After two years as Buffalo bishop, challenges confront Malone

NEW YORK
Buffalo News

By Jay Tokasz | News Staff Reporter
on August 9, 2014

The 26 teenagers sat stone silent as Bishop Richard J. Malone stepped down from the altar to talk with them about the sacrament of confirmation during Mass inside St. Francis of Assisi Church in Athol Springs.

A confirmation service often is the only direct interaction that many Catholics experience with a bishop in their lifetimes, and Malone, sensing timidity in this group, encouraged them not to be afraid “to talk in church when the bishop asks you to.”

He wanted to know how many of them played sports – a ready icebreaker in sports-obsessed Western New York. He professed his own loyalty to the Boston Red Sox and compared the practice of Catholicism to being a good teammate who trains regularly and keeps in shape.

Malone then ratcheted up the gravity of his homily, urging the young Catholics not to become complacent in their religion. …
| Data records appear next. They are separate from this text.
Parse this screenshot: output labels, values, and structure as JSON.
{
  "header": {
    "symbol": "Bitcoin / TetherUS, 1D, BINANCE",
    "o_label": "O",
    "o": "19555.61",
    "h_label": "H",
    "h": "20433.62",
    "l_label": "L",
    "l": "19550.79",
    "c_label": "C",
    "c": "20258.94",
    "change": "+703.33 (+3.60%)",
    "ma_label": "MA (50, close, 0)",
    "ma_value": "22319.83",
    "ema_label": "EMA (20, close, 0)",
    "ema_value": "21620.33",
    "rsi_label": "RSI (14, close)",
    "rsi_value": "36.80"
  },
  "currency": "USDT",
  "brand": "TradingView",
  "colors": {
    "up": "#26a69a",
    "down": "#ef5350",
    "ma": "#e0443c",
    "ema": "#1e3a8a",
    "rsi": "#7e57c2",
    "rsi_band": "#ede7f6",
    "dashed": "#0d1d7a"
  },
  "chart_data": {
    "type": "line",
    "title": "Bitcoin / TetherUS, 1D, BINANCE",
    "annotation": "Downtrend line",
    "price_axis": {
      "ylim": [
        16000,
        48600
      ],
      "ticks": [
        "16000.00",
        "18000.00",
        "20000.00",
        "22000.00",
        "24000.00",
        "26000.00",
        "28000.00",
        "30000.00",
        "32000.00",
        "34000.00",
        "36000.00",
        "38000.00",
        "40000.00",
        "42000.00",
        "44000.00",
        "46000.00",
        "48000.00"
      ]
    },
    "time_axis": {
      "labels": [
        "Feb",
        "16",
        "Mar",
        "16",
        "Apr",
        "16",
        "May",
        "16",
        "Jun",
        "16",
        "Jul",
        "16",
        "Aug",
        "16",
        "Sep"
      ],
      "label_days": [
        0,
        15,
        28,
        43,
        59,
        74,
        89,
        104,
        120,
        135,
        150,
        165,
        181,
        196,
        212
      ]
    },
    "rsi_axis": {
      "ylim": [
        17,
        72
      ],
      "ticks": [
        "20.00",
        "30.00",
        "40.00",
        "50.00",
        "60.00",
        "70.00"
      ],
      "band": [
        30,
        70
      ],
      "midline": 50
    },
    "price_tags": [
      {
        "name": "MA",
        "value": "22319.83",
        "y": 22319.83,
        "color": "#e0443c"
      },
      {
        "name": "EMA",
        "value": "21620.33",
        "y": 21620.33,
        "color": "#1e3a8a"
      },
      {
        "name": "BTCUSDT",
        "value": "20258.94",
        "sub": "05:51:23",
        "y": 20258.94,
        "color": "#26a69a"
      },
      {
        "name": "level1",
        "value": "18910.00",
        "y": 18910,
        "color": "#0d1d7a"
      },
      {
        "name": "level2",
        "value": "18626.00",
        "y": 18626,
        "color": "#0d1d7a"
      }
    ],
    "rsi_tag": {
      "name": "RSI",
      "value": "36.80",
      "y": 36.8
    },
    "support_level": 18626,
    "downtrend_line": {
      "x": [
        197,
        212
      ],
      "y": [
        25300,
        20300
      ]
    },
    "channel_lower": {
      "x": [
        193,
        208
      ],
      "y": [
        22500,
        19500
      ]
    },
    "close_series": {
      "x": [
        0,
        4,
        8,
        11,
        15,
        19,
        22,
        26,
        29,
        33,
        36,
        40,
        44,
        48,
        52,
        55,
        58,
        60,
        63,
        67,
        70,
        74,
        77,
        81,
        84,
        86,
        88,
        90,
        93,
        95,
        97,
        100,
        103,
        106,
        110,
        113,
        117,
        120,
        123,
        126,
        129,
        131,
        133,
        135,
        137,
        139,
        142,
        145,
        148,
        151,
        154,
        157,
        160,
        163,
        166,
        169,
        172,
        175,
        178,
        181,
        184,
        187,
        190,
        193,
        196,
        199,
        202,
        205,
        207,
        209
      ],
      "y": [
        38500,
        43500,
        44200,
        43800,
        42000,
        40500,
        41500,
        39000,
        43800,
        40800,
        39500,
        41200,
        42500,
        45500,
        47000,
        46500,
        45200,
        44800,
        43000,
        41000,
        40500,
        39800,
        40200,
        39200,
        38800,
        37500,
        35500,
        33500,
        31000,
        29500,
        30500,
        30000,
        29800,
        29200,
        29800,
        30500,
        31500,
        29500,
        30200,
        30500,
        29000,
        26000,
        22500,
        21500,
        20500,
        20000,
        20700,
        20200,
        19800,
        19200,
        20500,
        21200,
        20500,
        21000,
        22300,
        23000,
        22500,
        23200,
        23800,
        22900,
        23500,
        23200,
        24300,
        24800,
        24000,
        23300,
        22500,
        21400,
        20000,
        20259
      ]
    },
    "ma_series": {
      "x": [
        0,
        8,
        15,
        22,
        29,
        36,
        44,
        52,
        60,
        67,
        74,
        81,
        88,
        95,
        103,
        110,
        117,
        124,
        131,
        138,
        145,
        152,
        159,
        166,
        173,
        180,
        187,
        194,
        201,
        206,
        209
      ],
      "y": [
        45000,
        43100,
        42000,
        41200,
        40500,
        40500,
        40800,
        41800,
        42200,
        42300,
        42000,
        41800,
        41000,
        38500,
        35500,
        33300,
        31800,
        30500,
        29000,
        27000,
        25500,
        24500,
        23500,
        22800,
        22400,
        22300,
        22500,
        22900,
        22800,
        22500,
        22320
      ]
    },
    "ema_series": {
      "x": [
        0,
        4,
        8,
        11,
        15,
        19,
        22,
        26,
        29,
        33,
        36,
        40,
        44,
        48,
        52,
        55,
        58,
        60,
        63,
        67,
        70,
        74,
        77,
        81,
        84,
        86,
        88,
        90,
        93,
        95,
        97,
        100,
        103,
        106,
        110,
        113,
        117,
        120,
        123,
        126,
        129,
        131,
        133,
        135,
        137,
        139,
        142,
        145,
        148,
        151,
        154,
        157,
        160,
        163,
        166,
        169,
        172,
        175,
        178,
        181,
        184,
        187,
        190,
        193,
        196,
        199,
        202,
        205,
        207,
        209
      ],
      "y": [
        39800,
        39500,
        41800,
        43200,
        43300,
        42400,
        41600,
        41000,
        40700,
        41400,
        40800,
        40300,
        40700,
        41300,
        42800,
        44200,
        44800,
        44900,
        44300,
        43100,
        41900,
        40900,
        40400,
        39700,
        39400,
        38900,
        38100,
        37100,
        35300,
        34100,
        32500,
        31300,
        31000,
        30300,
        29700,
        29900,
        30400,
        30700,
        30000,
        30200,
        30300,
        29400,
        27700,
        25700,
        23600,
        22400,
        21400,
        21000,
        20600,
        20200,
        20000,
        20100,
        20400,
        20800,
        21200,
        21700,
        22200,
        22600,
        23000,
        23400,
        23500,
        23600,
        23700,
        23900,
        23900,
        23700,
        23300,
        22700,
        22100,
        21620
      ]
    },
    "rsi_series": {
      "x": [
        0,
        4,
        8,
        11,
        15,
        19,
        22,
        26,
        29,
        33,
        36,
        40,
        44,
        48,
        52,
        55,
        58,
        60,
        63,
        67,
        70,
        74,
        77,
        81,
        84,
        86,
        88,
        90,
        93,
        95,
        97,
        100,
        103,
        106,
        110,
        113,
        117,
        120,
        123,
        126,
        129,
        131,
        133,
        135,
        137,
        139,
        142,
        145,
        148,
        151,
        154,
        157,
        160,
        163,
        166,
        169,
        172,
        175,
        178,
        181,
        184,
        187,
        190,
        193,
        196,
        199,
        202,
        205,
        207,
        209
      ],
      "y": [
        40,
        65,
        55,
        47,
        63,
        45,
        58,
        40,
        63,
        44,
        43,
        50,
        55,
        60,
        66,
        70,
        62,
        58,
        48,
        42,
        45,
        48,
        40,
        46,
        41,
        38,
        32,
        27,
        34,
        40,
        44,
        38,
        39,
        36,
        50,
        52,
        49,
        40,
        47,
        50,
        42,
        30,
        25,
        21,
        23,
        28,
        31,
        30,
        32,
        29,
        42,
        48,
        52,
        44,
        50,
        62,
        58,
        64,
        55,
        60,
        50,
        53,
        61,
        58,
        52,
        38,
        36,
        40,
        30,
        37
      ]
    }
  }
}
Still, the push to revitalize the Buffalo Diocese could not come at a more difficult time.

The Catholic Church hasn’t fully recovered from clergy sex abuse scandals that began rocking the American church more than a decade ago. A 2013 Pew Research Center survey found that 34 percent of American Catholics viewed sex abuse and its cover-up as the church’s most important problem.

In addition:

• For some Catholics, discontent lingers from church and school closings under former Bishop Edward U. Kmiec;

• A shortage of priests will only grow more acute as a large crop of pastors nears retirement age, with many clergy already feeling overburdened and underappreciated; and,

• After years of growth, overall Catholic parish collections, which reached as high as $101 million in 2002, are now headed downward, even as many costs increase, potentially hampering the diocese’s attempts to launch new evangelization programs. The diocese also estimates it has $85 million to $110 million in “long-term” financial commitments for which it must prepare, including priest and lay employee retirement plans and cemetery maintenance costs.